Câhit Sıtkı Tarancı

2 Ekim 1910 yılında Suriçi Cami Kebir Mahallesi 3 nolu evde dünyâya gelen Câhit Sıtkı Tarancı, çocukluk ve gençlik yıllarının bir bölümü bu tarihi evde geçmiştir.

Babası Bekir Sıtkı, annesi Arife hanımdır. Diyarbakır’ın soylu ailelerinden olan Pirinçcizade’lerdendir. İlk tahsilini Diyarbakır’da tamamladı. Daha sonra Orta öğrenimi için İstanbul’a gönderilerek, Kadıköy Fransız Saint Joseph Lisesi’ne yazıldı.

Burada dört yıl okuduktan sonra, Galatasaray Lisesinde tamamladı (1931). Sonra İstanbul’da Mülkiye Mektebi’nde (1931 – 1935) ve Yüksek Ticaret Okulu’nda okudu. Yüksek öğrenimini ise, Paris’te Sciences Politiques’te tamamladı. (1938 – 1940).

Öğrenimi sırasında Paris Radyosu’nda Türkçe yayınlar sipikerliği yaptı. 2. Dünyü savaşı nedeniyle Türkiye’ye döndü.

1944 yılından başlayarak Ankara’da Anadolu Ajansı, Toprak Mahsulleri Ofisi ve Çalışma Bakanlığı’nda çevirmen olarak çalıştı. Câhit Sıtkı Tarancı, 1951 yılında Cavidan Tınaz’la evlendi. 1954 yılında ağır bir hastalığa yakalandı ve felç geçirdi.

Câhit Sıtkı Tarancı hayâtı

Türkiye’de tedavisi sonuç vermeyince, Viyana’ya götürüldü. 13 Ekim 1956 tarihinde, orada bir hastanede vefat etti ve Ankara’da toprağa verildi.

Sanat için sanat” ilkesine bağlı kaldı. Ona göre şiir, kelimelerle güzel şekiller kurma sanatıdır. Vezin ve kafiyeden kopmamış, ama ölçülü veya serbest, her türlü şiirin güzel olabileceği inancını taşımıştır.

Câhit Sıtkı Tarancı’nın açık ve sade bir üslubu vardır. Çoğu gerçeğe bağlı olan mecazları, derin, karışık ve şaşırtıcı değildir.

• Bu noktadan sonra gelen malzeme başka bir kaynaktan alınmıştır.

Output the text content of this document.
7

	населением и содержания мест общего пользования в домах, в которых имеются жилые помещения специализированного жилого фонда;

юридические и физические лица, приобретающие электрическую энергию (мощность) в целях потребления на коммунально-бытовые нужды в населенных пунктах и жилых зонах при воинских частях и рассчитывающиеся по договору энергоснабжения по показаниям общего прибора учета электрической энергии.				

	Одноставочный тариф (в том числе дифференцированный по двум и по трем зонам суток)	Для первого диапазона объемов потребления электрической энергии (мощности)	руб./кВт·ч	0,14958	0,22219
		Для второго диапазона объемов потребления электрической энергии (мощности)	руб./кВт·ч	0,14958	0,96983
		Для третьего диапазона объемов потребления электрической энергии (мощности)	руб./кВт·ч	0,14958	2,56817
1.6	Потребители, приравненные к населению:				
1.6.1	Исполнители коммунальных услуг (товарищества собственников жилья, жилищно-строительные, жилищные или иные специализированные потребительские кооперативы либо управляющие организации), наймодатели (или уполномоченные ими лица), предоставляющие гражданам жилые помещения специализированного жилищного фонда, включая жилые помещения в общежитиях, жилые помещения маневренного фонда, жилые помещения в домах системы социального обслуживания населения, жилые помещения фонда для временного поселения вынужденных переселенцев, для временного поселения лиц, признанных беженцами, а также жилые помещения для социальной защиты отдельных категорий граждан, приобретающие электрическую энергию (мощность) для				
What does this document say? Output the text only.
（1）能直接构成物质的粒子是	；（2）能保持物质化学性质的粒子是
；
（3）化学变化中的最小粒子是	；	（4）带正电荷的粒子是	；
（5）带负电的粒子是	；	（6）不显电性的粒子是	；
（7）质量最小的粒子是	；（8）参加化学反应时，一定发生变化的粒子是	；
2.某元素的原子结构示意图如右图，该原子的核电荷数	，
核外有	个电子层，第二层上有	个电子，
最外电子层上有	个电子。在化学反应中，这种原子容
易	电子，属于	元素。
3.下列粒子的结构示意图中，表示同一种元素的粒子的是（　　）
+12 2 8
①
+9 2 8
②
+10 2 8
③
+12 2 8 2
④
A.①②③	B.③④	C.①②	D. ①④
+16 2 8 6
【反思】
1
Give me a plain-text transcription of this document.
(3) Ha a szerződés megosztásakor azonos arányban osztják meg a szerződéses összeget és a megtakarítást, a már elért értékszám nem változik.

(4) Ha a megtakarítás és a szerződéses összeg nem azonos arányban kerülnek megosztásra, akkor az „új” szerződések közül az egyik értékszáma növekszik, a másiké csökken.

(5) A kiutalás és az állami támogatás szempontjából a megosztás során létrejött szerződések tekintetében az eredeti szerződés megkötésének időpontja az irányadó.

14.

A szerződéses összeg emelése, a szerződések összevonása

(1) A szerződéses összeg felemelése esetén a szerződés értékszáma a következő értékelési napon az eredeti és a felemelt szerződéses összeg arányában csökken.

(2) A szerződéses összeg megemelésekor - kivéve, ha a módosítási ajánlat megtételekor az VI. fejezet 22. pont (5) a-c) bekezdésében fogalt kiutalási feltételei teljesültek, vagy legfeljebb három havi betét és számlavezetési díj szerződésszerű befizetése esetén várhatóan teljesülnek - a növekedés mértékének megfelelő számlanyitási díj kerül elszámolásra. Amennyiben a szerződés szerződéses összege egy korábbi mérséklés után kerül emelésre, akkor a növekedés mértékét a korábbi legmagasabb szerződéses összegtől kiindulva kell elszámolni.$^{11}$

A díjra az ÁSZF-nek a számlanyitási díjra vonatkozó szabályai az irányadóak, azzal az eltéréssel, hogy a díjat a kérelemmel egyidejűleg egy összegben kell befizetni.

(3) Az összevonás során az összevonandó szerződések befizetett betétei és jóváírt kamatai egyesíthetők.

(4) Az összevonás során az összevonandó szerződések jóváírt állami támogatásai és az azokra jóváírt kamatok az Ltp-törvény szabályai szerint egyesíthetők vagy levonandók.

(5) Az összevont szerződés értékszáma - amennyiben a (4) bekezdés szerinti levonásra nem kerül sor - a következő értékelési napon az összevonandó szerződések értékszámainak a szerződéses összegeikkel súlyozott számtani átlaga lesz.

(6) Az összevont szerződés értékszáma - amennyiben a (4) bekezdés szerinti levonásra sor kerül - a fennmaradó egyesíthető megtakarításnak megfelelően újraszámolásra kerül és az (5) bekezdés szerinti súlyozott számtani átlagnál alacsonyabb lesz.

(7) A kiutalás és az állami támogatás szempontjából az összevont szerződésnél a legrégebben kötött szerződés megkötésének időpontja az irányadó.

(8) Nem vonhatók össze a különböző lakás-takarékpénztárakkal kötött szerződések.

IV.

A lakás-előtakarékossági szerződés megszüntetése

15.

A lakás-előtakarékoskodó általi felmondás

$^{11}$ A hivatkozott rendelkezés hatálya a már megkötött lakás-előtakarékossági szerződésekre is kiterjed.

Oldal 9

Uzak çağrışımlara ve hayal oyunlarına pek itibar etmemiştir. Zaman zaman bazı imaj ve sembollere başvurmuştur. Şiirlerinde en çok yaşama sevinci ve ölüm temalarına yer vermiş, nedense hep ölümün üstüne gitmiştir.

Ayrıca; yitik aşklar, mutlu sevdâlar, yalnızlık, yaşadığı bohem hayâtın buruklukları, çocukluk özlemi de şiirlerine konu olmuştur. Câhit Sıtkı Tarancı, Fransız şairlerinden, özellikle Baudelaire ve Verlaine’den etkilenmistir. Şairin önemli kitapları arasında “Otuzbeş Yaş”, “Ömrümde Sükut”, “Düşten Güzel” ve “Ziya’ya Mektuplar” sayılabilir.